Diese Neuigkeit stand so sehr im Widerspruch zu den Mienen der Beteiligten, dass sich Geary die Worte lange durch den Kopf gehen lassen musste, ehe er sich sicher sein konnte, dass er sich nicht verhört hatte. »Ist das nicht gut?«

»Das ist sehr gut, Admiral«, erwiderte Sakai, der die Stirn in Falten legte und Geary in die Augen sah. »Was Sie sehen, ist zum Teil Unglauben. Keiner von uns kann im Moment so richtig begreifen, dass die formellen Feindseligkeiten zwischen der Allianz und den Syndikatwelten ein Ende haben werden. Der Krieg hat uns unser Leben lang begleitet.«

Ein Wort ließ Geary aufhorchen. »Formelle Feindseligkeiten?«

»Ja.« Costa verlieh dem einen Wort besondere Betonung. »Die Syndik-Führer, also die ehemaligen Führer, haben ihre Planeten zu sehr drangsaliert. Die neuen Führer haben eingeräumt, dass es ihres Wissens überall im Syndik-Territorium so aussieht wie in Atalia und Parnosa. Rebellion, Revolutionen und in manchen Fällen reine Anarchie.«

»Die Syndikatwelten«, fuhr Rione nahtlos fort, »sind im Zerfall begriffen. Wir haben ihnen den Todesstoß versetzt, als wir die Flotte hier im System auslöschten. Damit hat die letzte größere mobile Streitmacht aufgehört zu existieren, die dem Befehl der zentralen Autorität unterstand.«

»Diese Streitmacht befolgte allerdings nicht mehr die Befehle der zentralen Autorität, als sie von Ihnen vernichtet wurde«, warf Boyens niedergeschlagen ein.

»Das stimmt. Aber auf jeden Fall war diese Flotte das letzte noch existierende Mittel, mit dem eine zentrale Autorität die Faktoren hätte unterdrücken können, die nun das zerreißen, was lange Zeit Welten und Bevölkerungen zusammengehalten hatte. Der Prozess spielt sich überall im Syndik-Gebiet ab, wenn auch unterschiedlich schnell und unterschiedlich heftig. Das Problem dabei ist, dass die neuen Führer der Syndikatwelten nicht all das kontrollieren, was bislang die Syndikatwelten darstellte.
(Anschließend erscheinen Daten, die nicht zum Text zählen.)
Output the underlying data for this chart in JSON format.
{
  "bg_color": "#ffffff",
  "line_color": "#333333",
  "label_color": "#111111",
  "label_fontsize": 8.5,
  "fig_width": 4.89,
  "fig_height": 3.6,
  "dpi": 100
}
Das wird die Rückkehr von Kriegsgefangenen in die Allianz erschweren, und es könnte dazu kommen, dass diese Flotte in Aktion treten muss, um sicherzustellen, dass einzelne Sternensysteme sich an diese Abmachung halten und die Kriegsgefangenen ausliefern.«

Dann endlich wurde ihm klar, wieso sie alle so finster dreinblickten. »Das heißt, der Vertrag ist bedeutungslos.«

»Nein, Admiral«, gab Sakai kopfschüttelnd zurück. »So schlimm ist es nicht. Wir müssen nicht länger Angriffe von Streitmächten fürchten, die der Kontrolle der Syndikatwelten unterstehen.«

»Aber die Nachfolgekräfte der Syndikatwelten sind ein ganz anderes Thema«, spie Costa förmlich aus. »Die Syndiks hier haben keinen großen Einfluss auf das, was sich anderswo in ihrem Gebiet abspielt, oder besser gesagt: in ihrem ehemaligen Gebiet. Aber sie wissen, dass sich einzelne Sternensysteme und ganze Blöcke aus Systemen abspalten. Sie werden versuchen, die Syndikatwelten bestehen zu lassen, aber die Chancen stehen nicht besonders gut, dass sie hinsichtlich ihrer Größe und Stärke noch viel mit den alten Syndikatwelten zu tun haben werden.«

»Keine der Nachfolgekräfte ist mächtig genug, um für sich betrachtet eine Bedrohung für die Allianz darzustellen«, warf Sakai ein.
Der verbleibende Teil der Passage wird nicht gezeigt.